Results: A total of 3209 patients received upadacitinib 15 mg, 579 received adalimumab and 314 received MTX monotherapy; ~54% of the patients were included in the overall and SELECT-COMPARE higher-risk populations. Major adverse cardiovascular events (MACE), malignancy (excluding non-melanoma skin cancer (NMSC)) and venous thromboembolism (VTE) were more frequent in the higher-risk cohorts versus the overall population but were generally similar across treatment groups. Rates of serious infections in higher-risk populations and herpes zoster (HZ) and NMSC in all populations were higher with upadacitinib 15 mg than comparators.
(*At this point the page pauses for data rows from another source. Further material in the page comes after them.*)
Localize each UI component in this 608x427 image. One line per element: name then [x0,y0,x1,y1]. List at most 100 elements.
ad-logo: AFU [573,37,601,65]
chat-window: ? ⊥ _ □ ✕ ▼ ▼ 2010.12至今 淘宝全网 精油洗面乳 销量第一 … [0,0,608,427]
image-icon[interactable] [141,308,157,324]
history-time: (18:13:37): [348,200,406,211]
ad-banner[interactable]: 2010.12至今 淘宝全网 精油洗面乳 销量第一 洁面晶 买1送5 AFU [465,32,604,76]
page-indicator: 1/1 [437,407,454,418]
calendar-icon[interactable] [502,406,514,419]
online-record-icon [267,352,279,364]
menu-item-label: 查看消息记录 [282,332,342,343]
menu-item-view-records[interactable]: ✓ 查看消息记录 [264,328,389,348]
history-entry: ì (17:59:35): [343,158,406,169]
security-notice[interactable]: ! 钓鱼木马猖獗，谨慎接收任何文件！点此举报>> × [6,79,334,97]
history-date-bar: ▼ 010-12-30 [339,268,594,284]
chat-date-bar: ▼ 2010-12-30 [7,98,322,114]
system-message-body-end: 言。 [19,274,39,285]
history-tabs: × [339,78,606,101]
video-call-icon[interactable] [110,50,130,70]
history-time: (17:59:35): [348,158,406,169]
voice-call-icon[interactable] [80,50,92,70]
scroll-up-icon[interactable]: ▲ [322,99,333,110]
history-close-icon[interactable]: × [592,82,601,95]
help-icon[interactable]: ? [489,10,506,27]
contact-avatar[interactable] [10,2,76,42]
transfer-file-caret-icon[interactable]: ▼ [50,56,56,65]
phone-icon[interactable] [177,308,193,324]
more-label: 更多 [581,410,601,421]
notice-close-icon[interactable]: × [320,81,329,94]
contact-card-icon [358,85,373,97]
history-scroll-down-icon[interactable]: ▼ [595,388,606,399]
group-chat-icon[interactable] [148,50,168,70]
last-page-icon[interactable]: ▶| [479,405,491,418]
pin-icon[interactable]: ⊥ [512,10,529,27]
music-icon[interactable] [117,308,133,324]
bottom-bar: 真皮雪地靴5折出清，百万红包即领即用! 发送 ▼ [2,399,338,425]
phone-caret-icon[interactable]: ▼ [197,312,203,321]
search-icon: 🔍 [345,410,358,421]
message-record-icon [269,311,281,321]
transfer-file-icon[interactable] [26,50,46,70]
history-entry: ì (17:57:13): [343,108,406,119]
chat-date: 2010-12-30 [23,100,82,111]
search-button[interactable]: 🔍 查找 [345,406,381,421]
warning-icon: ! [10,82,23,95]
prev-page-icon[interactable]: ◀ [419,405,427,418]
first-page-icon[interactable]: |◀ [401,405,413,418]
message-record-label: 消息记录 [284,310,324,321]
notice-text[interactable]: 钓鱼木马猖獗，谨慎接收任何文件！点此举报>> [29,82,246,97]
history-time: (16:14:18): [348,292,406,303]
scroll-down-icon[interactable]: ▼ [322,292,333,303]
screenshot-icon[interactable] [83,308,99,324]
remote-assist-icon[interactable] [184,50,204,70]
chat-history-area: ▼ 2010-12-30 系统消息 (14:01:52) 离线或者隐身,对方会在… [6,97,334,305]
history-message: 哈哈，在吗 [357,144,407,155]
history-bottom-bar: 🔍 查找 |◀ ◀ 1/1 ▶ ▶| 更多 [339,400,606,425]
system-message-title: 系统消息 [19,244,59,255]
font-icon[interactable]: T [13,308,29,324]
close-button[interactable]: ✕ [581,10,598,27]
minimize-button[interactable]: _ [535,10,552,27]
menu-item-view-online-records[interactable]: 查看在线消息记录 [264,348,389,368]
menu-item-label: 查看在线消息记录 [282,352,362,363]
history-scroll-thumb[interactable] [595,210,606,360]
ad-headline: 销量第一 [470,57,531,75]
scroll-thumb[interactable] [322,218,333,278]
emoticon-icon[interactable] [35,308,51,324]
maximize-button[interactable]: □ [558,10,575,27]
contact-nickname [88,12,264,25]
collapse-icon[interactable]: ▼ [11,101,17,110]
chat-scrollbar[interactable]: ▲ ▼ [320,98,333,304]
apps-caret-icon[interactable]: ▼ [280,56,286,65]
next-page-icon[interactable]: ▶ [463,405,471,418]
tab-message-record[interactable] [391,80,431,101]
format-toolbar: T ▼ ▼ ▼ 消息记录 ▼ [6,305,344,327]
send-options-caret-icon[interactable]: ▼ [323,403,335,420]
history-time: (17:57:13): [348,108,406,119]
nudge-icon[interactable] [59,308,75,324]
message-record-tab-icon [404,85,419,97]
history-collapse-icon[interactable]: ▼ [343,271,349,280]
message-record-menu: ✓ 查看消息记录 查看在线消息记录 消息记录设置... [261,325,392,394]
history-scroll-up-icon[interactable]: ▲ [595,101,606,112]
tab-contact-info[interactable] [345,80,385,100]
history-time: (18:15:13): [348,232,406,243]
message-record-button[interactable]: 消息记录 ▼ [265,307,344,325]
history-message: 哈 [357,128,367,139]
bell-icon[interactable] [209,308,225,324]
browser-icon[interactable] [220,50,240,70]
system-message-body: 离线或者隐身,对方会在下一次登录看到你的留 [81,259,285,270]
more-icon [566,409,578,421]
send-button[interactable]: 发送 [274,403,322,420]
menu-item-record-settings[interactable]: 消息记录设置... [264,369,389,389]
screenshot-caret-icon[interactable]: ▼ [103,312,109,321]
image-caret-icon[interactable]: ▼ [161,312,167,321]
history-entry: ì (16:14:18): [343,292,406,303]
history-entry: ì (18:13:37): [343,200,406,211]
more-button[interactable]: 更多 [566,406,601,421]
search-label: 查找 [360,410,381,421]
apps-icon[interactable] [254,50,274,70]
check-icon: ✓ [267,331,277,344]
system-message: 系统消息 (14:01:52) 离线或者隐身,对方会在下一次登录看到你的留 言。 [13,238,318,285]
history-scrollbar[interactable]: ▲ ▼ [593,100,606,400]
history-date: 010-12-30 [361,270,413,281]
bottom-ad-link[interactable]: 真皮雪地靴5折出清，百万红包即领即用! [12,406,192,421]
Conclusions: An increased risk of MACE, malignancy (excluding NMSC) and VTE was observed in higher-risk populations with RA, yet risk was comparable between upadacitinib-treated and adalimumab-treated patients. Higher rates of NMSC and HZ were observed with upadacitinib versus comparators across all populations, and increased rates of serious infections were detected in upadacitinib-treated patients at higher CV risk.
Trial registration numbers: NCT02706873, NCT02675426, NCT02629159, NCT02706951, NCT02706847 and NCT03086343.
Keywords: antirheumatic agents; arthritis; cardiovascular diseases; methotrexate; tumor necrosis factor inhibitors.
© Author(s) (or their employer(s)) 2023. Re-use permitted under CC BY-NC. No commercial re-use. See rights and permissions. Published by BMJ.
Conflict of interest statement
Competing interests: RF: research grants and consulting fees from AbbVie, Amgen, AstraZeneca, Biogen, BMS, Boehringer-Ingleheim, Flexion, Galapagos, Galvani, Genentech, Gilead, GSK, Janssen, Lilly, Novartis, Pfizer, Roche, Sanofi-Aventis and UCB. JRC: consulting fees and research support from AbbVie, Amgen, Bristol Myers Squibb, Janssen, CorEvitas, Lilly, Novartis, Myriad, Sanofi, Pfizer and UCB. CC-S: research grants from AbbVie, BMS, CSL Behring and Pfizer; consultancy for AbbVie, Priovant Therapeutics, Octapharma, BMS, Pfizer, Gilead and Regeneron-Sanofi. EFM: research grants and consulting fees from AbbVie, Amgen, Astra Zeneca, Novartis, Lilly, Pfizer, Roche, BMS, Sandoz, GSK, Janssen and Sanofi. KY: consultancy fees from AbbVie, Pfizer, Gilead G.K., Asahi Kasei Pharma, Astellas Pharma, Eli Lilly Japan and Japan Tobacco; member of the speaker’s bureau at Astellas, Bristol Myers Squibb, Chugai, Eisai, Eli Lilly Japan, GlaxoSmithKline, Janssen, Mitsubishi-Tanabe Pharma, Pfizer and Takeda; and research funding from Bristol Myers Squibb, Chugai, GlaxoSmithKline and Mitsubishi-Tanabe Pharma. CR: consultancy and speaking fees from Amgen, AstraZeneca, Roche, BMS, Galapagos, GSK, Lilly, Hospira, Biogen, Sandoz, Mylan, Novartis and Pfizer. GRB: speaking or consulting fees from AbbVie, BMS, Lilly, Galapagos, Janssen, MSD, Pfizer, Roche, Sanofi and UCB. JL, HP, DD and SS: AbbVie employees and may own stocks or options.